In Psalm 103:12 & 13, it is written:
“As far as the east is from the west, so far he removes our transgressions from us.
As a father has compassion for his children, so the Lord has compassion for those who fear him.”
When I hear that verse, “go and sin no more”, I hear it in a new way.
“Neither do I condemn you, go, your sins are no more.
This you see is the nature of God’s forgiveness. As far as the east is from the west, so far he removes our transgressions from us.
They are no more.
That is complete and unconditional forgiveness.

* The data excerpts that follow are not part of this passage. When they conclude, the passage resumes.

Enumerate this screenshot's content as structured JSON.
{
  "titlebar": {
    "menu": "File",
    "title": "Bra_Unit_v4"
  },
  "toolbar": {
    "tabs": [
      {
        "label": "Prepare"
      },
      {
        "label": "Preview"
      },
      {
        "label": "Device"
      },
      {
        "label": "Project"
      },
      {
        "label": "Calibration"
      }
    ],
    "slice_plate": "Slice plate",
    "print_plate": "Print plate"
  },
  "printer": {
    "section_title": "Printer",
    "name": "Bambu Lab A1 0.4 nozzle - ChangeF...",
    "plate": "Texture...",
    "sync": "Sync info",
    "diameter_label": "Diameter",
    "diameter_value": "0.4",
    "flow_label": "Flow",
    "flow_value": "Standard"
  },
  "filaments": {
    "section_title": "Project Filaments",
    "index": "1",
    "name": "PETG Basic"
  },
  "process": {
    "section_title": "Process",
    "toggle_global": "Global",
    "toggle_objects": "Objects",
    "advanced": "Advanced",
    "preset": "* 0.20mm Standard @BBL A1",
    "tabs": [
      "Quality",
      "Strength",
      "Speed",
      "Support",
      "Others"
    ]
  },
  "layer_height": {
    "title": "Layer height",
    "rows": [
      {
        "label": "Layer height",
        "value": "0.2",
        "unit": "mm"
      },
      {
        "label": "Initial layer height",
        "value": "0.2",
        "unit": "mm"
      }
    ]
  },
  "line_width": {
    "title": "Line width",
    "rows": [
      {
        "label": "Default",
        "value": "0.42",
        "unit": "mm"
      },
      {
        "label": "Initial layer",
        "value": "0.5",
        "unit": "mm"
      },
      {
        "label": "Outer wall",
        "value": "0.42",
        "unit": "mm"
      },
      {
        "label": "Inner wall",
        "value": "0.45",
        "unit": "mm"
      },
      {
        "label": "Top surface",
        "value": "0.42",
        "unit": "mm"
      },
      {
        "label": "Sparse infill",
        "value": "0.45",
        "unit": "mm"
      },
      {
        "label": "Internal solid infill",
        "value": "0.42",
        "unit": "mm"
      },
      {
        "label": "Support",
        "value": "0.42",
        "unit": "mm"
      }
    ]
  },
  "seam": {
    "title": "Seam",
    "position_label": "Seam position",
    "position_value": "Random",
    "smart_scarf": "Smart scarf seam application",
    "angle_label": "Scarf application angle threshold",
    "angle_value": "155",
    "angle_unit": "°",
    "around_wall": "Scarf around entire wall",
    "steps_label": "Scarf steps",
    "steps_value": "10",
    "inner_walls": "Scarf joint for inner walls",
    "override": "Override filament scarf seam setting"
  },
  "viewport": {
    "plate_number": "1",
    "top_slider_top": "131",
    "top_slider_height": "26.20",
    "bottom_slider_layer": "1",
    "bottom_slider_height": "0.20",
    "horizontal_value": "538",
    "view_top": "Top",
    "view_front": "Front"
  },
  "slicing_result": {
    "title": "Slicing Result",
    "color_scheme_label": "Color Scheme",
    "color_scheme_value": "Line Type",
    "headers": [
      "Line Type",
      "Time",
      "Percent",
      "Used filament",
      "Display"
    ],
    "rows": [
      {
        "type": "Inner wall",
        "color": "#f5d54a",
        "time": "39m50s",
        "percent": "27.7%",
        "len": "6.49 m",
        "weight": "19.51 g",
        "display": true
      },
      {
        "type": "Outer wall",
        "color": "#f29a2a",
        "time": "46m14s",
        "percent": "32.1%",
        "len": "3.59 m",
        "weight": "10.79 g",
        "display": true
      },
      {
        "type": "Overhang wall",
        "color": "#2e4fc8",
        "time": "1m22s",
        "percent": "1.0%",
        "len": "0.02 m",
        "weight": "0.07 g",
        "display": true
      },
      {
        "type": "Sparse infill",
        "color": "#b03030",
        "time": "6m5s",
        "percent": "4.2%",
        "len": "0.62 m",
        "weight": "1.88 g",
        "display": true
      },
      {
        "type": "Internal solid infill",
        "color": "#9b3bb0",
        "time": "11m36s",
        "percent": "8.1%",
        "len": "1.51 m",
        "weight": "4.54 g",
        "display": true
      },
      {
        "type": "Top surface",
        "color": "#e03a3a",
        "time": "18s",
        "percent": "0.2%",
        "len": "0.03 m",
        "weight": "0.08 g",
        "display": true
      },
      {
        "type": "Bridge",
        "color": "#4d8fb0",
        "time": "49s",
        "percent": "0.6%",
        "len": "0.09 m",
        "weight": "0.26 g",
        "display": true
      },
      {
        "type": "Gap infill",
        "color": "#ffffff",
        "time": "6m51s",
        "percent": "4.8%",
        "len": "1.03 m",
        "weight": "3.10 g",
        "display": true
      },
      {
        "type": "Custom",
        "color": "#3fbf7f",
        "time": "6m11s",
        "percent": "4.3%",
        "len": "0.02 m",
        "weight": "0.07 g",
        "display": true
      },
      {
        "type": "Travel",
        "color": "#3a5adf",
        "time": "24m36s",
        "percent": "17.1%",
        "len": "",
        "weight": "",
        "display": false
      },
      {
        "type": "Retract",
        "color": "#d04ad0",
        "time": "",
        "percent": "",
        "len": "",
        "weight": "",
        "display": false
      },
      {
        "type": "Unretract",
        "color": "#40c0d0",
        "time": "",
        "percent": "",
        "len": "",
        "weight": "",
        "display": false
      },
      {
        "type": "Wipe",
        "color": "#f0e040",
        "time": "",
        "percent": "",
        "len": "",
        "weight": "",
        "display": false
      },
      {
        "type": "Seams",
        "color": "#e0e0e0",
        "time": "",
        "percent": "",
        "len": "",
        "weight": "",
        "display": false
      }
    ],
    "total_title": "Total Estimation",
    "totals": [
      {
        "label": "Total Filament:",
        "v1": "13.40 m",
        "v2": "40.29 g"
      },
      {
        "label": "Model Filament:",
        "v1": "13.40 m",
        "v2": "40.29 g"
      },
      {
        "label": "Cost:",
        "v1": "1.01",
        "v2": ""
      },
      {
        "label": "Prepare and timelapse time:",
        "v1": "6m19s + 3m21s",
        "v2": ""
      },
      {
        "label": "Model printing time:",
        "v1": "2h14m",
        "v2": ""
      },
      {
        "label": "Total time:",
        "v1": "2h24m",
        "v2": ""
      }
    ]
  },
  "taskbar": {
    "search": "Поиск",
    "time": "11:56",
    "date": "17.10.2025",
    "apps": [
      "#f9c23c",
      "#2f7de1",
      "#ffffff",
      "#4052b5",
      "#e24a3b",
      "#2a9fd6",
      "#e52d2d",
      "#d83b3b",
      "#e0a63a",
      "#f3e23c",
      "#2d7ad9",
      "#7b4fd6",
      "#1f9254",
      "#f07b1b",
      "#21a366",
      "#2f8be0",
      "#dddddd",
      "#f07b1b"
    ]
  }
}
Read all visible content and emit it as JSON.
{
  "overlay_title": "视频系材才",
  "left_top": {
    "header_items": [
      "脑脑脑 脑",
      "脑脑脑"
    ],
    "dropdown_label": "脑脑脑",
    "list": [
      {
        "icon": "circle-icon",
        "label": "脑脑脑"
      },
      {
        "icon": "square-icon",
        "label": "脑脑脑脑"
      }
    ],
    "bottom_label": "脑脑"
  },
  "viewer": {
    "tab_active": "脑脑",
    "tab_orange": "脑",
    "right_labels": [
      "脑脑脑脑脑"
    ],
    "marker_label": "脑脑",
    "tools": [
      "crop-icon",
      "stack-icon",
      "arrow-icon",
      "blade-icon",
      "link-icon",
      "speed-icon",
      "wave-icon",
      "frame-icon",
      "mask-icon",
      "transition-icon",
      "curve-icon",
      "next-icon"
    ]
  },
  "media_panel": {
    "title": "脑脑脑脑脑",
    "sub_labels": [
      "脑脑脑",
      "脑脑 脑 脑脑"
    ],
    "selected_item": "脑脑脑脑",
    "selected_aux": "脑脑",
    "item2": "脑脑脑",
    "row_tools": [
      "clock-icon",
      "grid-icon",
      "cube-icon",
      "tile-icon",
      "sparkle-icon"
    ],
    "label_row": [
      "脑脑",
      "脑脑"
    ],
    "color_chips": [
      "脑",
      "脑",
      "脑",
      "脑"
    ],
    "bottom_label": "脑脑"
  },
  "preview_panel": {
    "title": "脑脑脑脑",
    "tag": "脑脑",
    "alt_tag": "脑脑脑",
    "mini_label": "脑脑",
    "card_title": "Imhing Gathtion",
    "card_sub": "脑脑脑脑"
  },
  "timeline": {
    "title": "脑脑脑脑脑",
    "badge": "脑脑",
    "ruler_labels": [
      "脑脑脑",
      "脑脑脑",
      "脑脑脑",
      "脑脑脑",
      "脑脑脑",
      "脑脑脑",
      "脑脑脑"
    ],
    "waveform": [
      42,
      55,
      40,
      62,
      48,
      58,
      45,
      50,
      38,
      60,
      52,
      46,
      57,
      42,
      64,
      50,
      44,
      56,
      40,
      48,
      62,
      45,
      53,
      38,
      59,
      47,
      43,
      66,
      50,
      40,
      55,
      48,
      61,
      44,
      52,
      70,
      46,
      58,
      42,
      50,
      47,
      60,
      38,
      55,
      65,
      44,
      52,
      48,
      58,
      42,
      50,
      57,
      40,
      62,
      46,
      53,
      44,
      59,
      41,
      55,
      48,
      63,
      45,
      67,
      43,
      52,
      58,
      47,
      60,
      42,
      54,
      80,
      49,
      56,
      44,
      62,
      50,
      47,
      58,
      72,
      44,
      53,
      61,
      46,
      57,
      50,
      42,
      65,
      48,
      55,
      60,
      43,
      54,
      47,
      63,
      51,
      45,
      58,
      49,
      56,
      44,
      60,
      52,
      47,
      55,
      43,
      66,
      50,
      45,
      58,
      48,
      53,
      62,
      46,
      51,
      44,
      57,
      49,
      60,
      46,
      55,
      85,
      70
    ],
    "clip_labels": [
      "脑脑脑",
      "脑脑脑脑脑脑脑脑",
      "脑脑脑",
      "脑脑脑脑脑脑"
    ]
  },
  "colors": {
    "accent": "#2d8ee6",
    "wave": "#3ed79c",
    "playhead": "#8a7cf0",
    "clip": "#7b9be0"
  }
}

And I do not pray that God will forgive me, as I forgive others,
But rather I pray that I might forgive others,
As I have been forgiven.
One of the things that has helped me come to fully appreciate the nature of God’s forgiveness, is to become a father, myself.
As a father has compassion for his children, so the Lord has compassion for those who fear him.
You see, it is easier for me to resent my father, and that lecture he gave so many years ago, but it’s different with my children. I can’t hold anything against them.
And, as I have come to know that about my relationship with my children, I have also come to realize that my father loves me unconditionally as well.
When my dad looks at me today, the farthest thing from his mind is that I’m a criminal.
Likewise, when God looks at us, he does not see us as sinners, but as his beloved children.
That’s the promise of baptism.
One of my favorite verses from all of scripture comes from the baptism of Jesus, where God speaks to Jesus and says: “You are my Son, the beloved, with you I am well pleased.”
These are the Words that I believe God speaks to each and every one of us in our baptisms.
You are my child.
I love you.
And with you I am well pleased.
Your sins are no more.
I do not condemn you.
And as I have forgiven you, so also will you be able to forgive others.
And I continue to pray, that I might live into those promises.